Except that when everyone knows what a poverty trap is, how they form, how to spot them, and what to do about them, and none of that gets done, we start to fall on the opposite side of Hanlon’s razor. It’s not like that scholarship is new or controversial, so why is this still a problem?


Everyone knows what lightning is, when it forms, what to do about it (go inside), and why it's dangerous. Yet still, somehow, people get struck by lightning. It's not like this knowledge is new or controversial, so why is this still a problem?

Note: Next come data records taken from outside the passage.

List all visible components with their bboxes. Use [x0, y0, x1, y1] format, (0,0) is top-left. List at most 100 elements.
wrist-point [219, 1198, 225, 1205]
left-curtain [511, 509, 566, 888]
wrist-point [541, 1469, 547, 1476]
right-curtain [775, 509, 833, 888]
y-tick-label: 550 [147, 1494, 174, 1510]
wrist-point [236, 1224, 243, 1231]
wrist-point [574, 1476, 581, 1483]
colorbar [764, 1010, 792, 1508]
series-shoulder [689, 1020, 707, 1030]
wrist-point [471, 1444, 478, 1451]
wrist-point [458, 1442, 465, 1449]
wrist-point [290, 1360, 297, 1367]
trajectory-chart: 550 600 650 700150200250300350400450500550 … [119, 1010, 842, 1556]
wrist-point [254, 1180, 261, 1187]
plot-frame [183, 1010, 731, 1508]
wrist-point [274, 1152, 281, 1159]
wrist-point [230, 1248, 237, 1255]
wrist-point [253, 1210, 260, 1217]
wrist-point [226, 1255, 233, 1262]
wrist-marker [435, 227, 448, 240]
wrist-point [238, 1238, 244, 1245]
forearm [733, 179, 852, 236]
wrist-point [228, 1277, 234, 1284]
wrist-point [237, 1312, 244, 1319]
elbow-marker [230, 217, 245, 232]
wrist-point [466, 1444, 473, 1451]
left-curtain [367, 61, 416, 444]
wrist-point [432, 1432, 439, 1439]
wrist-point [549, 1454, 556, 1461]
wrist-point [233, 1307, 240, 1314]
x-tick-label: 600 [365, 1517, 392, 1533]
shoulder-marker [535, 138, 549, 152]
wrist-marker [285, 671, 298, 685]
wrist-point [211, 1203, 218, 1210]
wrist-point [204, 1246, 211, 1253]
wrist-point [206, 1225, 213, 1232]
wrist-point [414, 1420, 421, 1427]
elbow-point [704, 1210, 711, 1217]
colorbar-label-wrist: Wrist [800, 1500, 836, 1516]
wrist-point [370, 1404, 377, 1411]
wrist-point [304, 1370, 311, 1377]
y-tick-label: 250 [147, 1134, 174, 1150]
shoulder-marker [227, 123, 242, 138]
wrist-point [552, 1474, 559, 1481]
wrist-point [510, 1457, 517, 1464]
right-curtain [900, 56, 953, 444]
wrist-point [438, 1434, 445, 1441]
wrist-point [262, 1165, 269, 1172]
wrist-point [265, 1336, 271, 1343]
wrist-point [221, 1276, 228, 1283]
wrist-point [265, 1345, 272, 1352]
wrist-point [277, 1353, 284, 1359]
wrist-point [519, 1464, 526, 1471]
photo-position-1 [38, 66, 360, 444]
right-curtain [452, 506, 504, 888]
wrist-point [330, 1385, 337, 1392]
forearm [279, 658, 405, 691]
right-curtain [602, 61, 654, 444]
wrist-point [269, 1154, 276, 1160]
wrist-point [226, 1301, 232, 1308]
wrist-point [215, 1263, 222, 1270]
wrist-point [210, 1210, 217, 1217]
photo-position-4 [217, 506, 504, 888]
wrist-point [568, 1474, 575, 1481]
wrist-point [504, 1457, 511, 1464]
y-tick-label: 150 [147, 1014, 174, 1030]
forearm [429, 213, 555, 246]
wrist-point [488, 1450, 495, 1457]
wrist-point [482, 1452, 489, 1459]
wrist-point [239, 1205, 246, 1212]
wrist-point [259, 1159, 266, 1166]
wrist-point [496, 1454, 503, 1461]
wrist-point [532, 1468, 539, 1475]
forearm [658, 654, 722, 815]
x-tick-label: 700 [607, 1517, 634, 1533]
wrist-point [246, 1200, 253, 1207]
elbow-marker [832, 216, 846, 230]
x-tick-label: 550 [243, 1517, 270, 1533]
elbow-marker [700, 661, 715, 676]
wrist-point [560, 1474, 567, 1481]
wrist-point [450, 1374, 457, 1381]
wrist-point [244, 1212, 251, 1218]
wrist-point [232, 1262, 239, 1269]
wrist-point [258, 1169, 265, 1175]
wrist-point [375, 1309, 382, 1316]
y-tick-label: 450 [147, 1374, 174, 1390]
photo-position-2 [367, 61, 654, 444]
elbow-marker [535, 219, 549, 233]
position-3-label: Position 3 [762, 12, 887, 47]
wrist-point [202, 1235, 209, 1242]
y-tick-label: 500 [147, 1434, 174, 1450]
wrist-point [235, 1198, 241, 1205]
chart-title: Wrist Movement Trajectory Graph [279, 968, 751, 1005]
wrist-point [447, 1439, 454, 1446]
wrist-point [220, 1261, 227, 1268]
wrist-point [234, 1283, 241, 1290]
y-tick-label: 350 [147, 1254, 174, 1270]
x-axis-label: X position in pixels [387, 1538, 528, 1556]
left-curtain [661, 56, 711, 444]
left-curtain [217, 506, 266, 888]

Does this clarify things a bit? I'd like to find a better rhetorical method than just swapping out terms, but it really does highlight the point here. Can we conclude that government is trying to kill people just because some people still get struck by lightning? Alternatively, what would the government need to do to prevent anyone from ever getting struck? Now consider all the different ways people can end up poor, and project this infrastructure out to ensuring that that can never, ever happen. Should we have better methods to handle it when it does? Probably! Does the fact that poverty traps exist mean that people explicitly set them up? Probably not!


Many poverty traps exist because they can be a lucrative enterprise. People in poverty are generally the most vulnerable to begin with.

Curbing people's ability to leverage poverty traps for profit in a capitalist system would reduce how many people get stuck in them.

In general, government legislation can and does directly affect poverty rates as well as who is most likely to be affected.

People will argue about the effectiveness and intent of government actions to ameliorate/impose poverty. Claiming that it is outside of a government's influence is nonsense.


You need ID to get that job flipping burgers. Two forms of it for the I-9. Though not proof of residency perhaps.

Once you have the job you can use the paycheck as proof of residency.